Twitter on Wednesday announced the sale of its mobile monetization platform MoPub to AppLovin for $1.05 billion in cash.

Under the terms of the agreement, Twitter will provide certain services to AppLovin for a period of time to enable the transition for publishers and advertisers. MoPub offers monetization solutions for mobile publishers.

The transaction, which was unanimously approved by the Twitter Board of Directors, is expected to close in the coming months, subject to customary closing conditions, including receipt of regulatory approval.

Adam Foroughi, CEO at AppLovin, called the deal “a big moment in the mobile app ecosystem” that the company is well positioned to capitalize on.  

“This strategic combination creates a powerful and robust solution for both MoPub and AppLovin customers,” Foroughi wrote in a post.

AppLovin intends to merge key features of MoPub into MAX to create a more effective product offering.

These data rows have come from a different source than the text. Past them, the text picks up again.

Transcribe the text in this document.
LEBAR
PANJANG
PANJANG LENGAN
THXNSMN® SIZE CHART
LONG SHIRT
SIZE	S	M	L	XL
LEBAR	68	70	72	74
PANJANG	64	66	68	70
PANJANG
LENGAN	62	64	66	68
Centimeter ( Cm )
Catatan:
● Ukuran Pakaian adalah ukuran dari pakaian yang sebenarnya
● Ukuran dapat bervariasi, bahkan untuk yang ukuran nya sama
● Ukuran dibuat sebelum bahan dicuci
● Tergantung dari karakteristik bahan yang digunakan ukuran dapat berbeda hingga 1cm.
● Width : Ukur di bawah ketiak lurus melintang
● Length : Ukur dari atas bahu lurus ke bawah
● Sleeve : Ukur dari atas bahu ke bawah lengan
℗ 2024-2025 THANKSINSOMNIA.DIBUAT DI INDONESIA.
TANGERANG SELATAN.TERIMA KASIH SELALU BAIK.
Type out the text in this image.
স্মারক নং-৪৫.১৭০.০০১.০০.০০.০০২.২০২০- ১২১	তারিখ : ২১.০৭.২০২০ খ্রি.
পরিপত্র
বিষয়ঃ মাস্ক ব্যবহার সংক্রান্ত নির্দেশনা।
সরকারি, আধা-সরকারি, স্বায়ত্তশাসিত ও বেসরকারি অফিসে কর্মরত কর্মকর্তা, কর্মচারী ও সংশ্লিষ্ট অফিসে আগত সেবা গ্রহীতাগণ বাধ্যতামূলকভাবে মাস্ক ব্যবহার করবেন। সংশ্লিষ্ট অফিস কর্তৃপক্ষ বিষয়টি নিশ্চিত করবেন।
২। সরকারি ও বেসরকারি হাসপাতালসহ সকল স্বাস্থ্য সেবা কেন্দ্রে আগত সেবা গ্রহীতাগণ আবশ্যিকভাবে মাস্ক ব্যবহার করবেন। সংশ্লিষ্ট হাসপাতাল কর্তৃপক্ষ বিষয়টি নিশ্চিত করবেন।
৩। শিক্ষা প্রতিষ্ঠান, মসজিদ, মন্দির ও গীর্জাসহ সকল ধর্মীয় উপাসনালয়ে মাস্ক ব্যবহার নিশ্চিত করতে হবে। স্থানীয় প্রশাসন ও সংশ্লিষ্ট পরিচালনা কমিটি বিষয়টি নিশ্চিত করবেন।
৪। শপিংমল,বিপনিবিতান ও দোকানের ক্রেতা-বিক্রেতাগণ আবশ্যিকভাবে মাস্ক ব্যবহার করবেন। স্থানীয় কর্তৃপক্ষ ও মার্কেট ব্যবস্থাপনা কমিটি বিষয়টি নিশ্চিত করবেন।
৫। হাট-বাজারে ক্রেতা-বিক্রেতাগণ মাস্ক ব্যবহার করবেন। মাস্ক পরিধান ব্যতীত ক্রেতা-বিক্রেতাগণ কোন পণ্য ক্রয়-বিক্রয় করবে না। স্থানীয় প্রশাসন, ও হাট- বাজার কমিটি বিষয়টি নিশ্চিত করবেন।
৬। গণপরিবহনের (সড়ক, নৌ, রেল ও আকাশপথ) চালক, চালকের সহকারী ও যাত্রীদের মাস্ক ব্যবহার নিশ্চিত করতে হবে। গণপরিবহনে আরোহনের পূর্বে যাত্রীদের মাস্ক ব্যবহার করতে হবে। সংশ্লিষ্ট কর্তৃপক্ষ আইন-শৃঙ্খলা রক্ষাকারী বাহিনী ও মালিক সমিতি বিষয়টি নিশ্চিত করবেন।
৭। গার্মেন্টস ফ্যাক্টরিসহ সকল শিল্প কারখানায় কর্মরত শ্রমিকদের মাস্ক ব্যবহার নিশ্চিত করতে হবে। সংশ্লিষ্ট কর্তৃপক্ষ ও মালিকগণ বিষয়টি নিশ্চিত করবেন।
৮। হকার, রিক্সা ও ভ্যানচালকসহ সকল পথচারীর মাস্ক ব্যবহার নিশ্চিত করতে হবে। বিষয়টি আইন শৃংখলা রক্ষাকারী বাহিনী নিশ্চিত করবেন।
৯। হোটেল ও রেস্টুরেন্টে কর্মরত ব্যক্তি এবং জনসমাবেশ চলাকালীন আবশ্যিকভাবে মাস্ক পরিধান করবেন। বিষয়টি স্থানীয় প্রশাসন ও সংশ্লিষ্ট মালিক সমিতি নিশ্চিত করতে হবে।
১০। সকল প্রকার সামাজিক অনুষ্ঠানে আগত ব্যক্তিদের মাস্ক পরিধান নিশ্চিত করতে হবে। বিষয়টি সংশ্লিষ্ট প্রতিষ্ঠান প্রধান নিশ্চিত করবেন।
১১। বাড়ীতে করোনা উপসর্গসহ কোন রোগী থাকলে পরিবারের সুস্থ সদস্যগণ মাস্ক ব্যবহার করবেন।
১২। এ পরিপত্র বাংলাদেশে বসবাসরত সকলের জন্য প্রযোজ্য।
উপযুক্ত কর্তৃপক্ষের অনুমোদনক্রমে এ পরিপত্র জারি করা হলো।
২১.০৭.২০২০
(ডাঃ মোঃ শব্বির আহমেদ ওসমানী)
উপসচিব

The company uses mobile ads to drive performance marketing. 

“We also know that a key part of the MoPub business is their exchange as it helps publishers drive increased revenue through access to more than 130 demand-side platforms (DSPs) representing thousands of brands competing for impressions,” Foroughi wrote. “We are committed to unifying the DSP demand directly into our software with the goal of having DSPs gain materially more access to inventory.”

Since being acquired by Twitter in 2013, MoPub has turned its business into a leading brand, in part by expanding its global footprint, welcoming new partners, and launching new technologies and offerings, Foroughi wrote. 

Colin Sebastian, analyst at Baird Equity Research, believes MoPub for Twitter is a “non-core asset," and welcomed the sale.

“Management highlights they are more focused on growing Twitter’s performance-based advertising (e.g., app installs), SMB offerings, and commerce/shopping initiatives,” Sebastian wrote in a research note published Wednesday.

Sebastian points to a phrase in the press research that states the divestiture will allow Twitter to “accelerate the development of owned and operated revenue products,” indicating an increased focus on core platform monetization, consistent with the company’s longer-term strategic goals.

Jude O’Connor, chief revenue officer at AdColony, a Digital Turbine company, called the sale “another sign of the continued importance of connections across the mobile space but has the side effect of removing another independent player from the avenues advertisers can take to reach consumers.”